If you pay a ransom, you’d expect to have your data decrypted and everything will be fine,  right? 

It doesn’t quite work that way. 

Even if an organisation pays up, they still need to do a lot of work to restore the data. So,  what they’re dealing with is the cost of being held hostage, as well as the money required to get everything back to a state of normality. 

Unfortunately, this is just the beginning of the rise of ransomware and organisations need to  be aware that when it comes to such threats, it never pays to pay. The fact is the costs to recover data and get things up and running again are going to be substantial either way.  Paying the ransom just means another big cost on top. 

Dealing with ransomware 

The good thing about ransomware-as-a-service (RaaS) is that the scattergun approach means there are lots of copies of the software floating around. This means, unlike bespoke ransomware software, the tools needed to defend against an attack are easily and quickly updated and so if an organisation has anti-ransomware software on their network, they’ll generally be protected. 

The key here is to have the crucial elements in place. First, start with the assumption that an organisation will be hit and plan a cybersecurity strategy accordingly based on that idea.  Preparation is the best defence. Organisations should also invest in anti-ransomware technology – according to our survey, nearly half (49%) of those in Singapore believe cyberattacks are now too advanced for their IT team to handle on their own. This only emphasises the need for companies to have the right tools to be prepared for these malicious threats. Businesses should consider using a managed threat response service to help bridge the gap left by a lack of security personnel. 

It’s also wise to protect your data wherever it’s held.
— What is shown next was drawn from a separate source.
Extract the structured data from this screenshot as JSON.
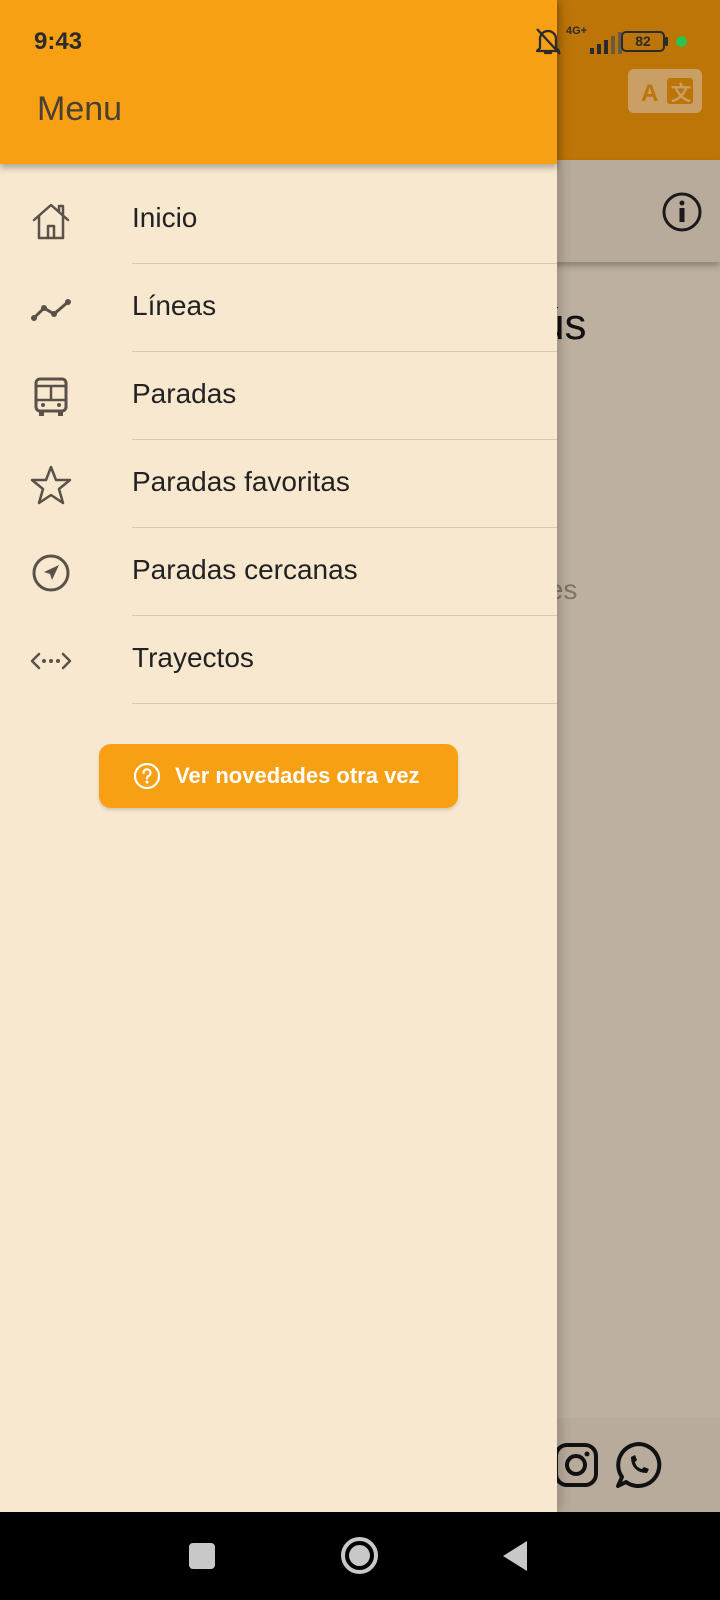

Ransomware doesn’t discriminate, and attackers can hold data that’s in the public cloud as easily as it does on-premises.  Organisations should have regular backups in place and store data offsite and offline so that if they are hit, they can recover as quickly as possible and get back to business as usual. The ransomware landscape is changing. RaaS is the new normal, but with the right defences and a cybersecurity plan in place, companies can keep their business intact – and avoid the costs and disruption of a ransomware attack.